The part that's unclear to me is how we would compute flags like USED when building the symbol table lazily per scope, because a symbol might be used in a child scope. But we also have the option to build the entire symbol table at once and then split it per scope (similar to the trick with SymbolIndex, build it once, then have sub-queries that only return a slice of that.

My initial feeling is that what you are calling Module maybe should be called ModuleName, and what you are calling ResolvedModule maybe should be called Module. But I'm not totally sure until I look closer at the code.

Yeah, but that would require that ModuleName becomes a sala ingredient. It might be fine but it makes ModuleName a bit more awkward to use. But if we keep ModuleName a regular struct, than what would you call the module thing that we pass to resolve_module? I might be overthinking this because we can make the argument to resolve_module private and only expose a resolve_module(db: &dyn Db, name: &str) function that internally converts the &str to that Module thing and we can then keep our existing terminology. Maybe that's for the best (it also hides complexity).

My thinking why I called the Module { name: ModuleName } a module is that I don't think that the existence of the file on the disk makes a module. When we have import foo, then there's an import of the foo module, regardless if that module exists or not. That's why I think that a module's identity is really defined by its name.

We can probably just walk the AST for the scope, assigning types to expressions as we go, and similarly tracking narrowed local types for local symbols as we go. This will mean we don't even need FlowGraph anymore (a lot of the concepts developed in building it will still carry over, it will just be resolved eagerly instead.)

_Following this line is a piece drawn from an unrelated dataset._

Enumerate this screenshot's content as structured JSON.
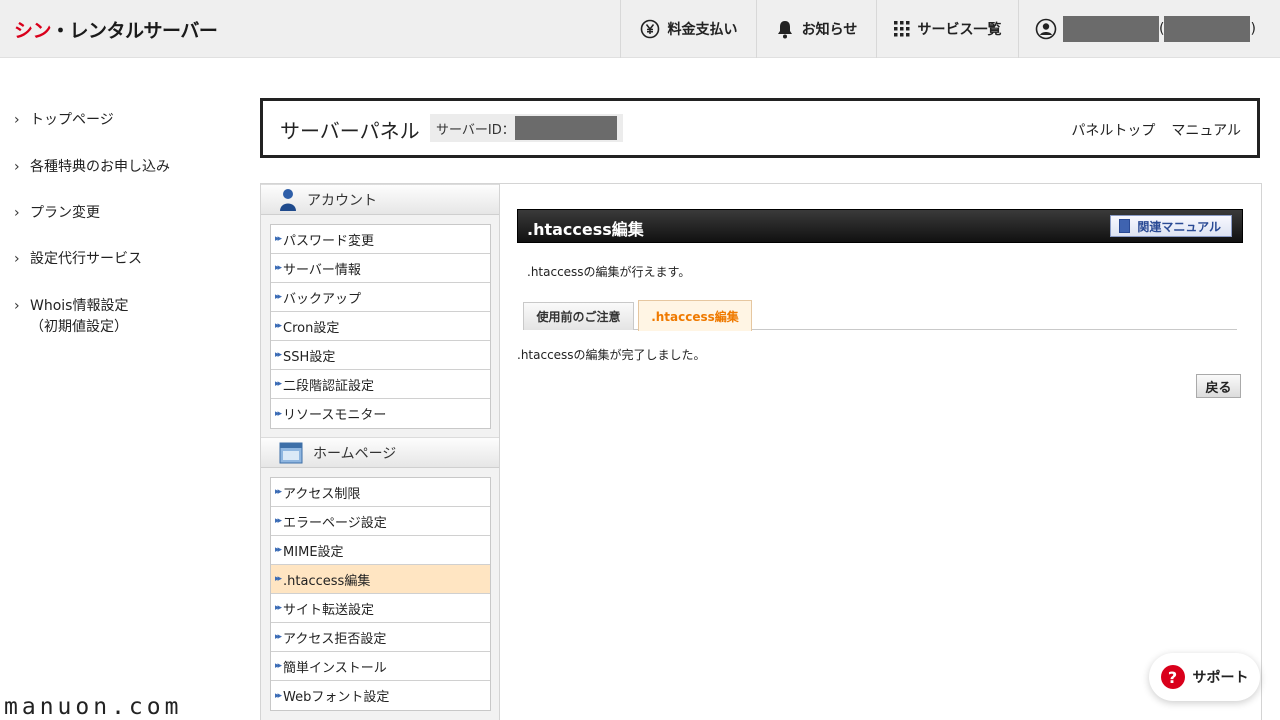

This is what the new implementation does. But I must say, it would make me sad to see your CFG go away. I think it could be useful for other things than just typing, like an unreachable rule.

MichaReiser avatar Jun 08 '24 06:06 MichaReiser

The part that's unclear to me is how we would compute flags like USED when building the symbol table lazily per scope, because a symbol might be used in a child scope.

The USED flag only means "used in current scope", so it's not an issue. The only analysis that crosses scopes is the one Patrick was working on, and that's the case I discussed in my comment; but it only applies to nested scopes within function scopes, so handling a function scope and all it's nested scopes together is one way to handle it; module scopes and class scopes not nested in functions can be fully independent.

build it once, then have sub-queries that only return a slice of that.

This could work, too.

When we have import foo, then there's an import of the foo module, regardless if that module exists or not. That's why I think that a module's identity is really defined by its name.

This is a good point. I think it's a solid enough reason for the current naming. We will need to be able to track dependencies on nonexistent modules.

This is what the new implementation does.

"tracking narrowed local types for local symbols as we go" is the part that would specifically replace the CFG; I don't think the implementation here does that yet.

it would make me sad to see your CFG go away. I think it could be useful for other things than just typing, like an unreachable rule.

The eager version of the same logic would also have the ability to discover unreachable branches.

carljm avatar Jun 08 '24 16:06 carljm

Module Resolver

The module resolver remains mostly unchanged, although I did some renaming.

Module

My initial feeling is that what you are calling Module maybe should be called ModuleName, and what you are calling ResolvedModule maybe should be called Module. But I'm not totally sure until I look closer at the code.

Yeah, but that would require that ModuleName becomes a sala ingredient. It might be fine but it makes ModuleName a bit more awkward to use. But if we keep ModuleName a regular struct, than what would you call the module thing that we pass to resolve_module? I might be overthinking this because we can make the argument to resolve_module private and only expose a resolve_module(db: &dyn Db, name: &str) function that internally converts the &str to that Module thing and we can then keep our existing terminology. Maybe that's for the best (it also hides complexity).

I wonder if what's currently called Module could be renamed to ModuleRequest. The user "requests" a module (and the request is represented with a ModuleRequest instance) by importing a module with a certain ModuleName, but they might not actually get a module back, because the module might not actually exist. Unlike the Module type on the main branch, your Module type in crates/red_knot/src/salsa_db/semantic/module.rs doesn't really feel like a Module to me, as you can't query any information about the module directly from the type -- you have to resolve it first, and it feels like the module object is the thing you get given at the end of the resolution process.

AlexWaygood avatar Jun 10 '24 14:06 AlexWaygood

Thanks @AlexWaygood for the feedback. I don't plan to incorporate any of the code changes into this PR because I don't plan on merging. I'll incorporate your changes when working on the specific areas before pulling them into ruff.

MichaReiser avatar Jun 10 '24 14:06 MichaReiser